Are some of your projects, your pieces, issue-driven—-a theme, a concept?

Some. There’s been a whole series—the post-Apocalypse series; the big piece up in Bangor [a recent exhibition at the University of Maine Museum of Art] is one. I made at least six or seven of these carts a peddler might tow around after the great collapse. The cart that’s up at the Davistown Museum, I made that for the Taking Panes show that Richard Lee put together last year. Seventy-five artists interpreted large wooden sashes that were taken out of a mill in Richmond. It was probably the most vigorous art exhibit that I’d seen in Maine.

Your work is a huge range of sizes, incorporating many different materials. Do you work in a similar way on everything?

Yes, I like to work from the finished image backwards. I search about for the materials that would get me close to that image and then the channel of discovery shifts into what’s possible—the concept, the rough drawings. And as every artist will tell you, the piece starts to reveal itself at some point.

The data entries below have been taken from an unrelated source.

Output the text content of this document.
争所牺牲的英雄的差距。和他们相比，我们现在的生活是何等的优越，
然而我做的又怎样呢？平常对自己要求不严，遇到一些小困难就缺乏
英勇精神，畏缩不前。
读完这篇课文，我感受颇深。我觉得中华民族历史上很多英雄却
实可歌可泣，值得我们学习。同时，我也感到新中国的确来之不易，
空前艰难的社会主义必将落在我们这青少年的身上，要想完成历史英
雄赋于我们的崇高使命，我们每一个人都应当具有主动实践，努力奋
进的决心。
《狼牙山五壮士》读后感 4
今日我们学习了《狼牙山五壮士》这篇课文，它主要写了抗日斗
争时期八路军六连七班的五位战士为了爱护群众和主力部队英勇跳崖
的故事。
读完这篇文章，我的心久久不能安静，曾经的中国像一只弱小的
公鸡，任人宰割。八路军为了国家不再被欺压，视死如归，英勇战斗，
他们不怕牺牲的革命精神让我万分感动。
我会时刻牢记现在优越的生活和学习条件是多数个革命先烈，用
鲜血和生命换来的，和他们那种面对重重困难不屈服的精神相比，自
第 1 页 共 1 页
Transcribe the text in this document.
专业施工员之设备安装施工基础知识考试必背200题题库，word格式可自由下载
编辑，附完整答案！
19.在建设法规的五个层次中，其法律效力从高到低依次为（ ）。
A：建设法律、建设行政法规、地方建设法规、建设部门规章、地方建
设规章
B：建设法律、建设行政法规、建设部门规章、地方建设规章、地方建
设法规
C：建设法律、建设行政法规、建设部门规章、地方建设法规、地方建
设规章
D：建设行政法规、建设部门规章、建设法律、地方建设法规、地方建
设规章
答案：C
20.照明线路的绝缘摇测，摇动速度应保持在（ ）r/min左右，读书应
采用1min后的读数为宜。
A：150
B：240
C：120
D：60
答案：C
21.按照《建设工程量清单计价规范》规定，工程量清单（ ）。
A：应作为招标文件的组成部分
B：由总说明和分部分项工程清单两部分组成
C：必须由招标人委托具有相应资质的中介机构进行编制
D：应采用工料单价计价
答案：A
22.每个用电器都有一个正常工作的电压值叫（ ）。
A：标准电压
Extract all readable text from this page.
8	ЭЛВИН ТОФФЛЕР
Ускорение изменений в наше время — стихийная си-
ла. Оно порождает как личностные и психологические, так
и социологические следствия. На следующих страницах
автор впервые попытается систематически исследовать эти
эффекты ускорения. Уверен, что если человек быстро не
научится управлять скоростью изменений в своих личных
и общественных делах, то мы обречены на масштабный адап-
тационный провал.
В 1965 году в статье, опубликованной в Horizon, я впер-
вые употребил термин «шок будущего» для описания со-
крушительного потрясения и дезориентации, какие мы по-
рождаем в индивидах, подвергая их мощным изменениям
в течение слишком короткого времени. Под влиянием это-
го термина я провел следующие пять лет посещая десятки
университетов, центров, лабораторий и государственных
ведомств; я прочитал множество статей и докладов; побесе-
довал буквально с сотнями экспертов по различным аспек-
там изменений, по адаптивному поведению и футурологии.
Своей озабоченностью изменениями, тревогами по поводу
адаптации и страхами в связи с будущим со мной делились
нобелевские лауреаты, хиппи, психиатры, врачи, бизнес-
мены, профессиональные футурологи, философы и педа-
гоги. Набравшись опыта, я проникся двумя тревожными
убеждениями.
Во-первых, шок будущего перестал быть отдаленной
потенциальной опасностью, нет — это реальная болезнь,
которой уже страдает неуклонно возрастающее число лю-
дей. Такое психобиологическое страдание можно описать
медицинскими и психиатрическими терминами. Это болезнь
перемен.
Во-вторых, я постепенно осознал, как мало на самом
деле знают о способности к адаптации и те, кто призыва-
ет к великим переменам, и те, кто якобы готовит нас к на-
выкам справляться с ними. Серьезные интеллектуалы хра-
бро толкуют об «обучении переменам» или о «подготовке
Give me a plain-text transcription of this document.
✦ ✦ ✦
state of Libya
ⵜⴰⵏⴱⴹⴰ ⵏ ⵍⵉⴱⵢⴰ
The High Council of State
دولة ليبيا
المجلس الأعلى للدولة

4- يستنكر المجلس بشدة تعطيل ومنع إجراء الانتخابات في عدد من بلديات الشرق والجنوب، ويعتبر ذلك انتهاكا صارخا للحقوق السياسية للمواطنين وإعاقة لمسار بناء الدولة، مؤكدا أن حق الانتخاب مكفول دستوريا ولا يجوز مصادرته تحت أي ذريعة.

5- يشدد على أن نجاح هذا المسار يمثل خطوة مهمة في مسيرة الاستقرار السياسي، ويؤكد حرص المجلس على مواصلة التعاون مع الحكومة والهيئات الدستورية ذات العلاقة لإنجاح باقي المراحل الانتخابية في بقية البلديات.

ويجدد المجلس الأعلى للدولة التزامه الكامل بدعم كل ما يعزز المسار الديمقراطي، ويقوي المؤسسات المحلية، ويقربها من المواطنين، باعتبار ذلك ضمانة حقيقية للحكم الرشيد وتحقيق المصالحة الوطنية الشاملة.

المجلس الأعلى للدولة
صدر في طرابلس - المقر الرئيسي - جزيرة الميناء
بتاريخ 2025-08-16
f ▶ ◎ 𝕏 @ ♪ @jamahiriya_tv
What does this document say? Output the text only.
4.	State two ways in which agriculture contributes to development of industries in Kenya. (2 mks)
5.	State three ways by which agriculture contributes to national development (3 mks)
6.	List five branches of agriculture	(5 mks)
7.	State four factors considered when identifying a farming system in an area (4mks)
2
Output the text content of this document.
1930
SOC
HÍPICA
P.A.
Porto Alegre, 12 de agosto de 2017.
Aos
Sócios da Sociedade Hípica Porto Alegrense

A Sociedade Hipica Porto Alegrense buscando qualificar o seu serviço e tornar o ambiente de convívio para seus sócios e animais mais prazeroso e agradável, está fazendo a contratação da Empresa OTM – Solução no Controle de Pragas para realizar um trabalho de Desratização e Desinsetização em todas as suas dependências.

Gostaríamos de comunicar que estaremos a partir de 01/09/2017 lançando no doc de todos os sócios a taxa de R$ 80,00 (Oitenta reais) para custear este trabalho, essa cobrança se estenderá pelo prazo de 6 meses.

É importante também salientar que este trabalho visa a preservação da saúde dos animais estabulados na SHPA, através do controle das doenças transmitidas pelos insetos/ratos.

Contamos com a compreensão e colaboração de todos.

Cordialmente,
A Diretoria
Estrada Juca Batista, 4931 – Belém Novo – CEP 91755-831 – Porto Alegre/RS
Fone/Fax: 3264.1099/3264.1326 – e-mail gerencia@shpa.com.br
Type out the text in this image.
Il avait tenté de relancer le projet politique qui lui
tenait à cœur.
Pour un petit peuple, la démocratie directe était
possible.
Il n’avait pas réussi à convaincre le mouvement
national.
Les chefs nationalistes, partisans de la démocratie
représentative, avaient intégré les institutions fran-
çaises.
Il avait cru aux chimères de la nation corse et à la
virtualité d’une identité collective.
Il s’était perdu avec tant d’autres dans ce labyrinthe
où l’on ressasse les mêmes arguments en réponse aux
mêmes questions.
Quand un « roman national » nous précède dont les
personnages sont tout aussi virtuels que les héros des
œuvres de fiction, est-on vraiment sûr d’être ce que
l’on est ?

Is there something that you very much still want to accomplish with your work?

If I have my health, I would choose to continue this project so that I could bring the concept of these buildings, this property, these collections, into a figure that anyone could understand, so anyone could appreciate the utility of the space, so that anyone could have an idea here and do something about it. Like the ultimate art factory.

Two words come to mind—a sense of vulnerability and survivability.

Yes. Obviously there’s the ever-present personal issue of how to grow old gracefully. I’m jealous of myself as a young man.

Does this vulnerability manifest itself in your work?

I think we could find a level of melancholy. There’s sadness of what is lost and what is about to be lost and I feel that quite exquisitely.